Наученные гости долго распластанными у ног сиятельного не лежали. По удару барабана они скоренько поднялись, чтобы чествовать господина куда как более интересным образом и по сценарию. Вымуштрованные воины в две шеренги растянулись по проходу лицом друг к другу и из скрещенных копий образовали арку, по которой каган шёл к своему месту.

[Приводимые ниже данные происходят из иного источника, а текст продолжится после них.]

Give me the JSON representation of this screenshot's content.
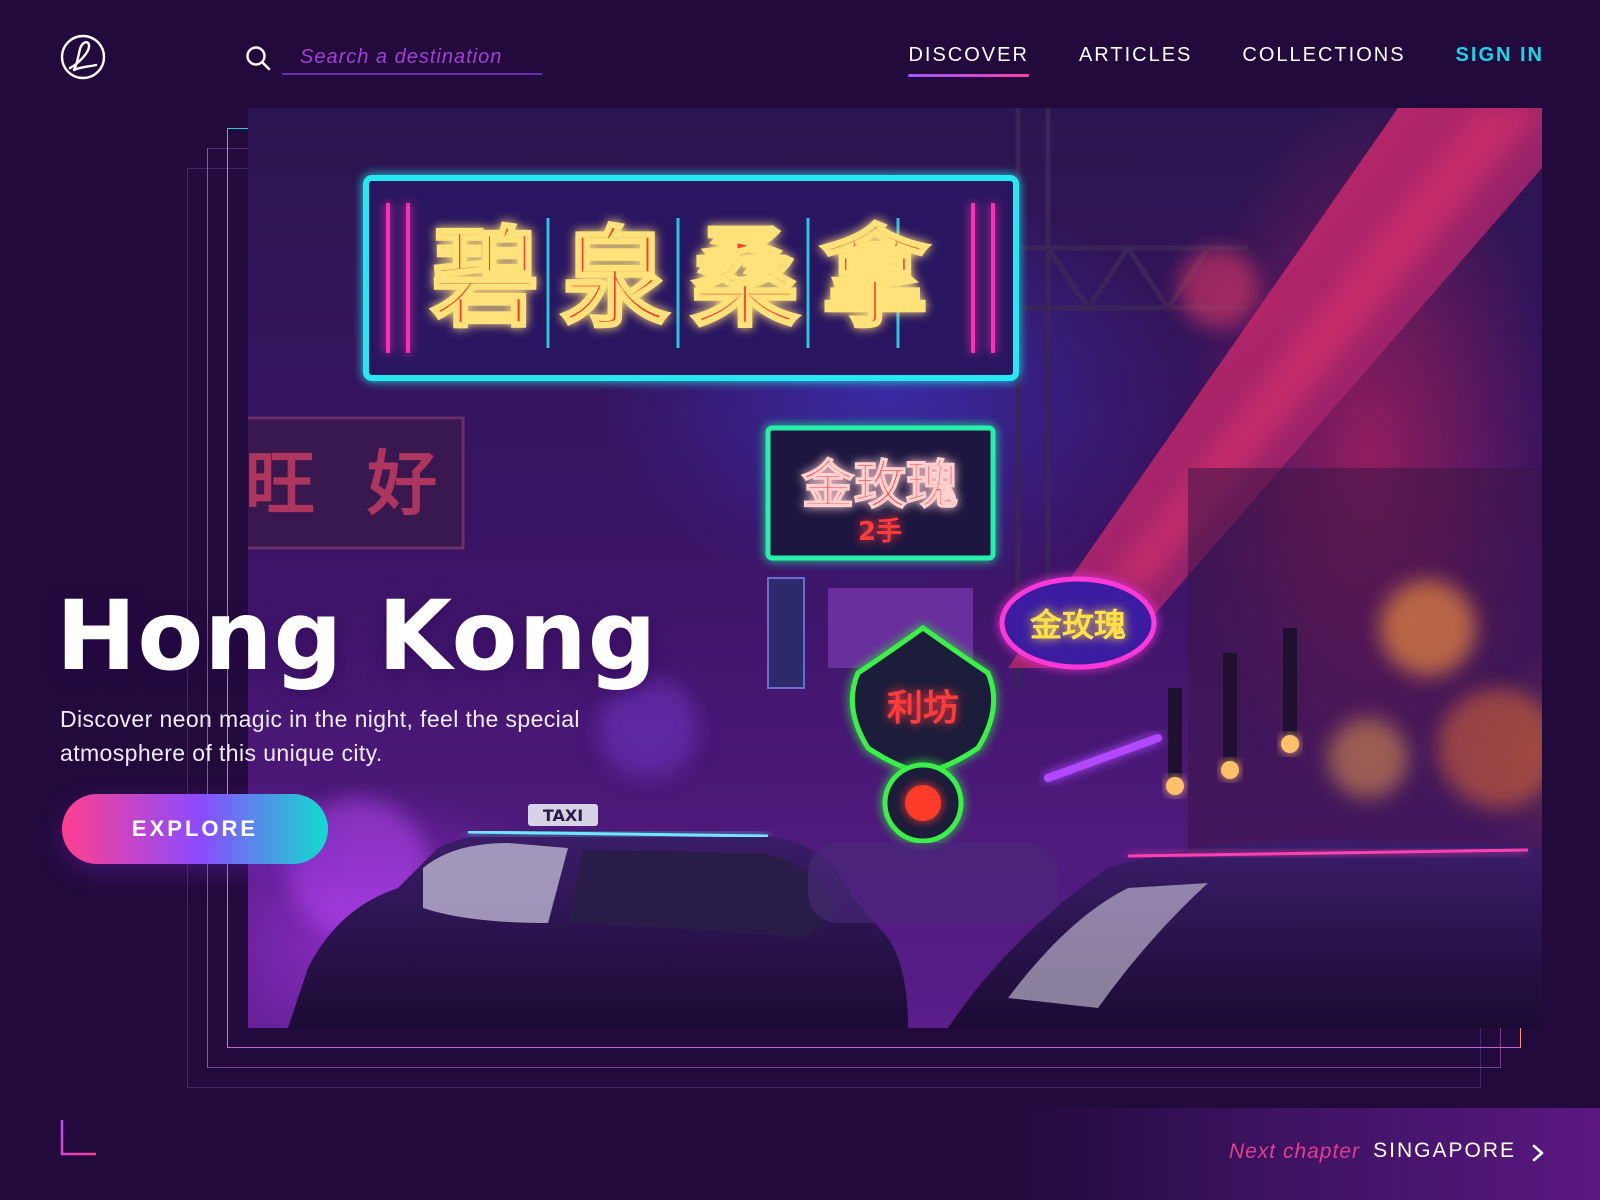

Когда юбиляр уселся и ему подали наполненную чашу, а гости вернулись на свои местам, началось воинское представление. Батыры синхронно перестраивались, стучали древками копий об пол, переваливались через спины друг друга и вновь строились в ряды. Поочерёдно падали как фишки домино, вскакивали и скрещивали копья в постановочной схватке и вновь выстраивались в ровные, как по линейке, ряды. Всё происходило под монотонный барабанный бой и было идеально отлажено. Один удар — одно движение.
Я поймала взгляд Берк-элмену и постаралась мимикой выразить свое восхищение. Воинский начальник сиял ярче полуденного солнца. Ещё бы — такое представление степняки видят впервые. Когда после финального удара барабана вои замерли, последний раз стукнув древком об пол, баскак шагнул в образовавшийся проход, неся на вытянутых руках нечто продолговатое, покрытое шёлковым платком.

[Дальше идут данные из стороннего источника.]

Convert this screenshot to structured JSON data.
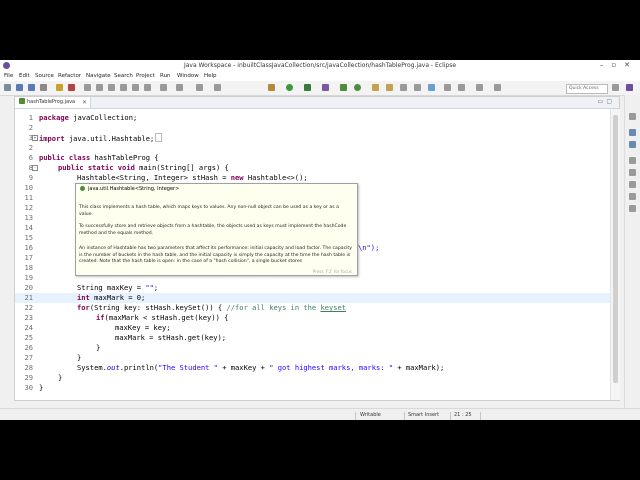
{
  "window": {
    "title": "Java Workspace - inbuiltClassJavaCollection/src/javaCollection/hashTableProg.java - Eclipse"
  },
  "menu": [
    "File",
    "Edit",
    "Source",
    "Refactor",
    "Navigate",
    "Search",
    "Project",
    "Run",
    "Window",
    "Help"
  ],
  "toolbar": {
    "quick_access_placeholder": "Quick Access"
  },
  "editor_tab": {
    "label": "hashTableProg.java",
    "close": "✕"
  },
  "code": {
    "lines": [
      {
        "n": "1",
        "text": "package javaCollection;"
      },
      {
        "n": "2",
        "text": ""
      },
      {
        "n": "3",
        "text": "import java.util.Hashtable;"
      },
      {
        "n": "6",
        "text": "public class hashTableProg {"
      },
      {
        "n": "8",
        "text": "public static void main(String[] args) {"
      },
      {
        "n": "9",
        "text": "Hashtable<String, Integer> stHash = new Hashtable<>();"
      },
      {
        "n": "10",
        "text": ""
      },
      {
        "n": "11",
        "text": ""
      },
      {
        "n": "12",
        "text": ""
      },
      {
        "n": "13",
        "text": ""
      },
      {
        "n": "14",
        "text": ""
      },
      {
        "n": "15",
        "text": ""
      },
      {
        "n": "16",
        "text": "\\n\");"
      },
      {
        "n": "17",
        "text": ""
      },
      {
        "n": "18",
        "text": ""
      },
      {
        "n": "19",
        "text": ""
      },
      {
        "n": "20",
        "text": "String maxKey = \"\";"
      },
      {
        "n": "21",
        "text": "int maxMark = 0;"
      },
      {
        "n": "22",
        "text": "for(String key: stHash.keySet()) { //for all keys in the keyset"
      },
      {
        "n": "23",
        "text": "if(maxMark < stHash.get(key)) {"
      },
      {
        "n": "24",
        "text": "maxKey = key;"
      },
      {
        "n": "25",
        "text": "maxMark = stHash.get(key);"
      },
      {
        "n": "26",
        "text": "}"
      },
      {
        "n": "27",
        "text": "}"
      },
      {
        "n": "28",
        "text": "System.out.println(\"The Student \" + maxKey + \" got highest marks, marks: \" + maxMark);"
      },
      {
        "n": "29",
        "text": "}"
      },
      {
        "n": "30",
        "text": "}"
      }
    ]
  },
  "tooltip": {
    "header": "java.util.Hashtable<String, Integer>",
    "p1": "This class implements a hash table, which maps keys to values. Any non-null object can be used as a key or as a value.",
    "p2": "To successfully store and retrieve objects from a hashtable, the objects used as keys must implement the hashCode method and the equals method.",
    "p3": "An instance of Hashtable has two parameters that affect its performance: initial capacity and load factor. The capacity is the number of buckets in the hash table, and the initial capacity is simply the capacity at the time the hash table is created. Note that the hash table is open: in the case of a \"hash collision\", a single bucket stores",
    "footer": "Press 'F2' for focus"
  },
  "status": {
    "mode": "Writable",
    "insert": "Smart Insert",
    "position": "21 : 25"
  }
}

— Мой господин, — сказал он, встав на колени у подножия пирамиды, — прими мой дар. Пусть это оружие не только украшает стены юрты, но и рубит головы твоим врагам.

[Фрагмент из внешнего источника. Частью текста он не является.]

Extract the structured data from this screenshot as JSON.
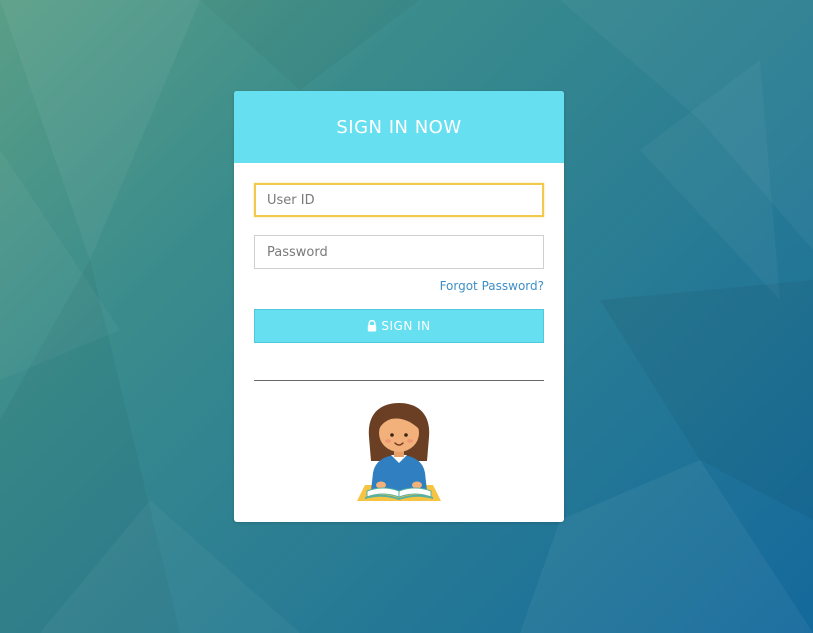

Платок соскользнул на пол, открывая взглядам богато украшенные ножны и хищно изогнутую саблю. У тех, кто понимал, вырвался восхищённый вздох. Я кроме крупных драгоценных каменьев на рукояти и ножнах особой ценности не увидела. Железка и железка.
Потом юные официанты принялись разносить угощение и напитки, а гости с удовольствием пробовали еду, одобрительно кивали и поднимали чаши во славу кагана. Задребезжали медные бубенчики бубна, заплакала флейта, нежный смычок извлёк из кобыза томный стон, и из-за ширмы на пустую середину зала выбежали три танцовщицы, закутанные с головы до ног в яркие покрывала, которые в ходе танца разматывались, открывая гибкие женские фигуры…
Когда праздник закончился и в зале осталась только семья, каган сказал:
— Сегодня был неведомый доселе праздник. Было много музыки, веселья и подарков, было много гостей и речей, славящих меня. Но хочу вам сказать, что самый большой мой подарок — это то, что все мои сыновья сейчас собрались под одной крышей. Я вижу, как вы возмужали, какими могучими батырами стали, какими сильными чародеями. Мне есть чем гордиться — жизнь прожита не зря, у меня достойные наследники, — Метин поднял чашу, приветствуя сыновей. А пригубив, продолжил: — Но больше всего я рад, что духи степи подарили мне дочь. Дерья, я знаю, это ты устроила праздник. Знаю, как старалась удивить и порадовать меня, как переживала за каждую мелочь. Думаю, что ты очень устала и нуждаешься в опоре. Поэтому…
Метин сделал кому-то жест, и к помосту подошёл Ерофей. Они с боярином Судиславом присутствовали на празднике, речь поздравительную говорили. Подарили раковину, выполненную из золота и выложенную изнутри бархатом, на котором покоилась крупная, размером с хороший фундук, розовая жемчужина. Завидев эту красоту, весь гарем в восхищении закатил глаза. Я не заметила, когда послы ушли с праздника — следила за тем, чтобы гостей развели по спальным местам, и очень огорчилась тому, что не перекинулась с любимым хотя бы парой слов.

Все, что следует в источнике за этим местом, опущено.